Besides, she says, education itself is changing. “We’re not learning like we used to. We are continuing to learn but we don’t need to drive to a campus. Palomar has to compete with MasterClass.com, Khan Academy.org, Lynda.com and a myriad of other online and niche learning experiences.”
Palomar North is east of I-15, about a mile north of Highway 76 on Horse Ranch Creek Road. The site includes 80 acres of which 54 are available for development. It has 18 modular buildings. Immediately across the street is the massive Horse Creek Ridge development. When finished, there will be 741 new foothill homes in the $450,000-$600,000 range that did not exist two years ago. Some are already completed. Nearby is the separate Promenade at Horse Creek Road development which will yield more homes in the $600,000 range.
“Every time you build a new school you trigger new development around it," says Platt. "New schools and new development go hand in hand.
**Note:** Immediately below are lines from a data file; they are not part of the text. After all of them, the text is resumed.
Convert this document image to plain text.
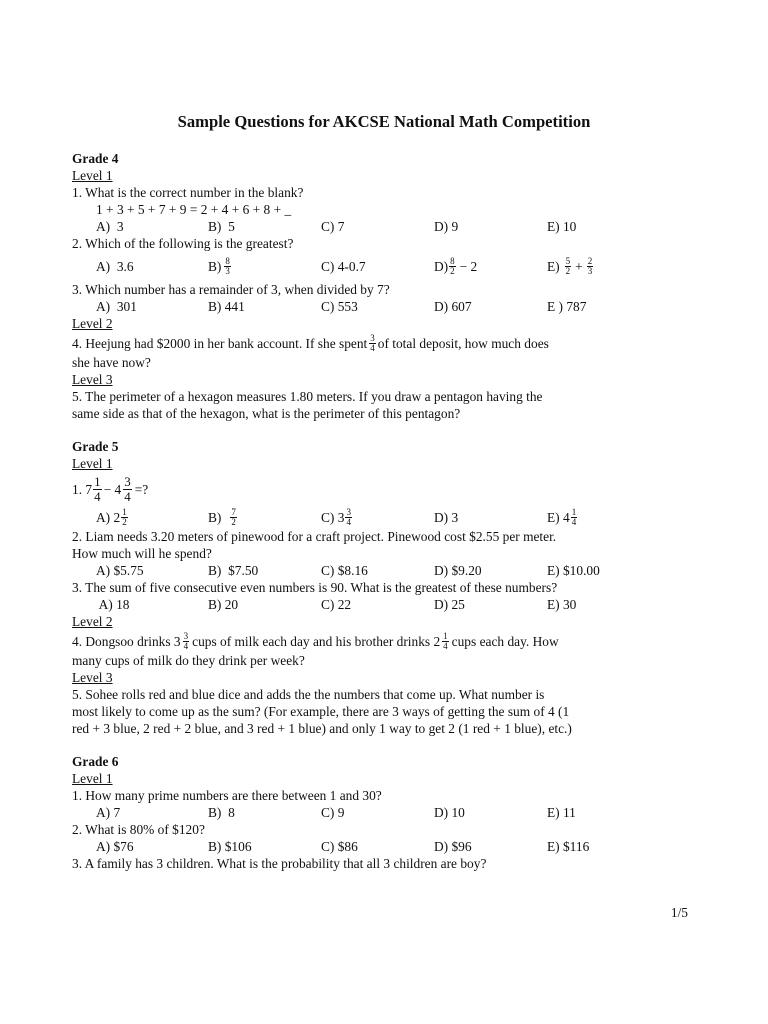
Sample Questions for AKCSE National Math Competition

Grade 4

Level 1

1. What is the correct number in the blank?

1 + 3 + 5 + 7 + 9 = 2 + 4 + 6 + 8 + _

A)  3	B)  5	C) 7	D) 9	E) 10

2. Which of the following is the greatest?

A)  3.6	$B) \frac{8}{3}$	C) 4-0.7	$D) \frac{8}{2} - 2$	$E) \frac{5}{2} + \frac{2}{3}$

3. Which number has a remainder of 3, when divided by 7?

A)  301	B) 441	C) 553	D) 607	E ) 787

Level 2

4. Heejung had $2000 in her bank account. If she spent $\frac{3}{4}$ of total deposit, how much does

she have now?

Level 3

5. The perimeter of a hexagon measures 1.80 meters. If you draw a pentagon having the

same side as that of the hexagon, what is the perimeter of this pentagon?

Grade 5

Level 1

1. $7 \frac{1}{4} - 4 \frac{3}{4}$ =?

A) $2 \frac{1}{2}$	$B) \frac{7}{2}$	C) $3 \frac{3}{4}$	D) 3	E) $4 \frac{1}{4}$

2. Liam needs 3.20 meters of pinewood for a craft project. Pinewood cost $2.55 per meter.

How much will he spend?

A) $5.75	B)  $7.50	C) $8.16	D) $9.20	E) $10.00

3. The sum of five consecutive even numbers is 90. What is the greatest of these numbers?

A) 18	B) 20	C) 22	D) 25	E) 30

Level 2

4. Dongsoo drinks $3 \frac{3}{4}$ cups of milk each day and his brother drinks $2 \frac{1}{4}$ cups each day. How

many cups of milk do they drink per week?

Level 3

5. Sohee rolls red and blue dice and adds the the numbers that come up. What number is

most likely to come up as the sum? (For example, there are 3 ways of getting the sum of 4 (1

red + 3 blue, 2 red + 2 blue, and 3 red + 1 blue) and only 1 way to get 2 (1 red + 1 blue), etc.)

Grade 6

Level 1

1. How many prime numbers are there between 1 and 30?

A) 7	B)  8	C) 9	D) 10	E) 11

2. What is 80% of $120?

A) $76	B) $106	C) $86	D) $96	E) $116

3. A family has 3 children. What is the probability that all 3 children are boy?

1/5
They call it ‘school sprawl.’ That’s why re-purposing existing retail buildings makes a lot of sense. Instead of breaking new ground on raw land, you just change how existing buildings function instead of letting them sit vacant for ten years.”
Palomar's acting president Kahn was chided for not having population projections provided by SANDAG (The San Diego Association of Governments) or a similar agency. At future meetings, Miyamoto says she wants, “Data, data, data,” so the board can decide how to best spend the rest of the Measure M bond money. “I don’t believe this evening’s presentation will get us to where we need to be.” Miyamoto pointed that architectural plans have already been created for the new Palomar Fallbrook campus. The first building is designed to be 80,675 square feet. Miyamoto says that a re-design with less expensive buildings may be appropriate.
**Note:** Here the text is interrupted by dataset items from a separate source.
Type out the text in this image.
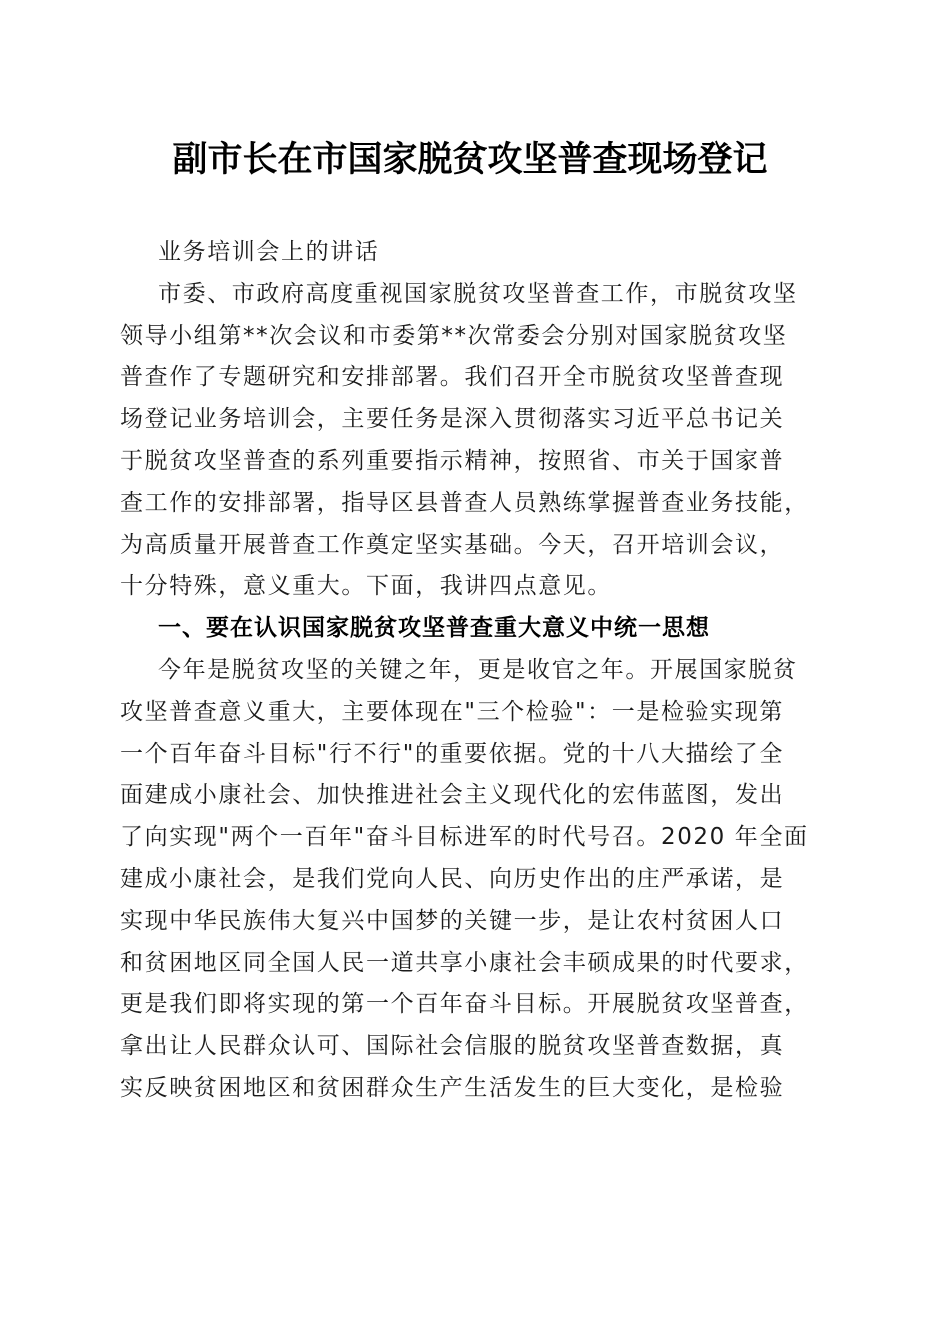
副市长在市国家脱贫攻坚普查现场登记
业务培训会上的讲话
市委、市政府高度重视国家脱贫攻坚普查工作，市脱贫攻坚
领导小组第**次会议和市委第**次常委会分别对国家脱贫攻坚
普查作了专题研究和安排部署。我们召开全市脱贫攻坚普查现
场登记业务培训会，主要任务是深入贯彻落实习近平总书记关
于脱贫攻坚普查的系列重要指示精神，按照省、市关于国家普
查工作的安排部署，指导区县普查人员熟练掌握普查业务技能，
为高质量开展普查工作奠定坚实基础。今天，召开培训会议，
十分特殊，意义重大。下面，我讲四点意见。
一、要在认识国家脱贫攻坚普查重大意义中统一思想
今年是脱贫攻坚的关键之年，更是收官之年。开展国家脱贫
攻坚普查意义重大，主要体现在"三个检验"：一是检验实现第
一个百年奋斗目标"行不行"的重要依据。党的十八大描绘了全
面建成小康社会、加快推进社会主义现代化的宏伟蓝图，发出
了向实现"两个一百年"奋斗目标进军的时代号召。2020 年全面
建成小康社会，是我们党向人民、向历史作出的庄严承诺，是
实现中华民族伟大复兴中国梦的关键一步，是让农村贫困人口
和贫困地区同全国人民一道共享小康社会丰硕成果的时代要求，
更是我们即将实现的第一个百年奋斗目标。开展脱贫攻坚普查，
拿出让人民群众认可、国际社会信服的脱贫攻坚普查数据，真
实反映贫困地区和贫困群众生产生活发生的巨大变化，是检验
“I need more data, numbers and facts,” trustee Nina Deerfield agreed. “I want to know how many students go where. We have not yet been given enough data.” She admitted Kahn did not present the board with those numbers. The item is tentatively set to be revisited at the June 9 board meeting.
Kahn became Palomar’s acting superintendent/president in December when Joi Lin Blake resigned. No reason was given, but Blake was criticized for spending $1 million of bond money on her office suite. A state report released in November 2019 stated Palomar could go broke within two years. Blake's official resignation takes effect June 30.